Somut olayda; satış ilanının, şikayetçi borçlunun bilinen adresine tebliğe çıkartıldığı, ancak muhatabın tanınmadığından bahisle iade edilmesi üzerine, mernis adresi olan “...” adresine 04.05.2015 günü TK"nun 21/2. maddesine göre tebliğ edildiği görülmektedir. Satış ilanı tebliğ evrakı üzerine, tebliği çıkaran mercii tarafından TK"nun 23/1-8. ve Yönetmeliğin 16/2. maddesi kapsamında bir şerh verilmediği anlaşılmakta olup, dağıtıcının, kendiliğinden satış ilanı tebliğ işlemini TK"nun 21/2. maddesi uyarınca yapması, yukarıda değinilen Yasa ve Yönetmelik hükümlerine aykırıdır. Bu nedenle, sözü edilen tebligatın usulüne uygun yapıldığını söyleyebilme olanağı yoktur.
İİK"nun 127. maddesi gereğince taşınmaz satışlarında, satış ilanının bir örneği borçluya tebliğ edilmelidir. Borçluya satış ilanının tebliğ edilmemiş olması veya usulsüz tebliğ edilmesi, başlı başına ihalenin feshi sebebidir.
Diğer taraftan, tebligat eksikliği nedeniyle ihalenin feshini isteme hakkı, sadece kendisine tebligat yapılmayana (usulüne uygun yapılmayana) aittir. İhalenin feshini isteyen borçlu, kendisi dışındaki diğer ilgililere satış ilanının tebliğ edilmediğini, ihalenin feshi sebebi olarak ileri süremeyeceğinden, mahkemece, satış ilanının, taşınmazda hissedar olan ilgiliye usulsüz tebliğ edildiği hususunun, ihalenin feshi sebebi olarak kabul edilmesi doğru değildir.

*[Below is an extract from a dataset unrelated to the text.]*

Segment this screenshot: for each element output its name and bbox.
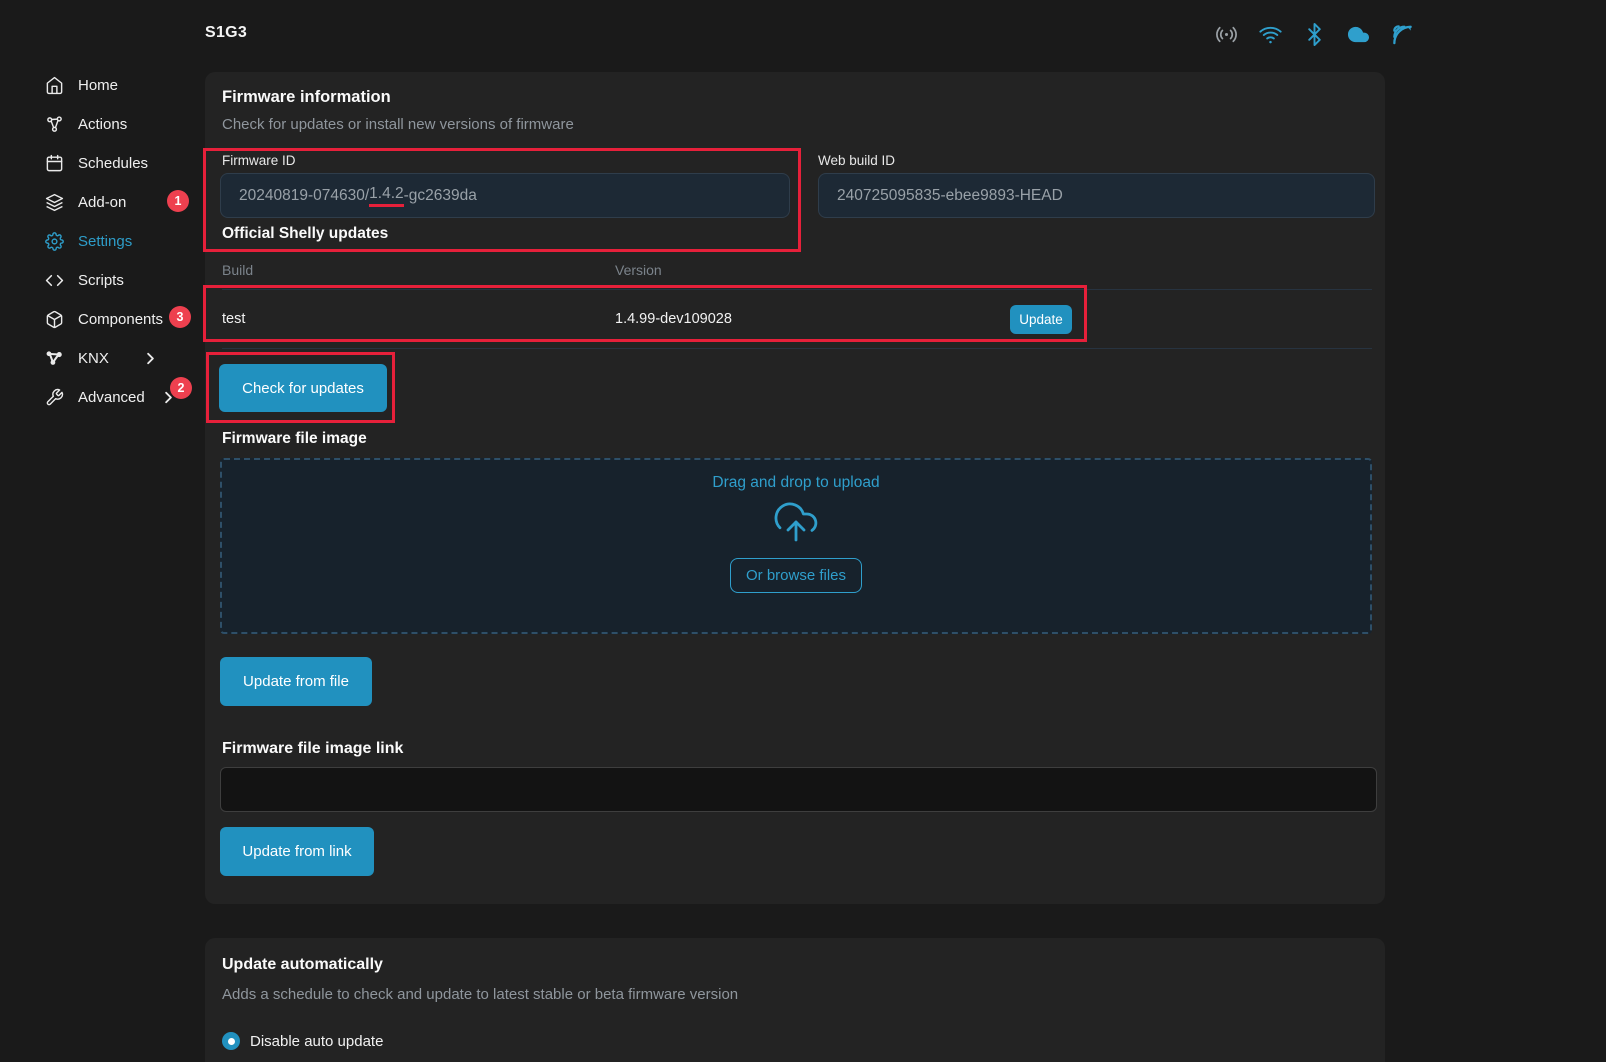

Mahkemece, satış ilânının şikayetçi borçluya usulsüz tebliğ edilmiş olması nedeniyle ihalenin feshine karar verilmesi gerekirken, yazılı gerekçe ile ihalenin feshine hükmolunması doğru değil ise de, sonuçta istem kabul edildiğinden, sonucu doğru mahkeme kararının onanması gerekmiştir.
SONUÇ: Alacaklının temyiz itirazlarının reddi ile sonucu doğru mahkeme kararının yukarıda yazılı nedenlerle İİK"nun 366. ve HUMK"nun 438. maddeleri uyarınca (ONANMASINA), alınması gereken 29,20 TL temyiz harcından, evvelce alınan harç varsa mahsubu ile eksik harcın temyiz edenden tahsiline, ilamın tebliğinden itibaren 10 gün içinde karar düzeltme yolu açık olmak üzere, 24/03/2016 gününde oybirliğiyle karar verildi.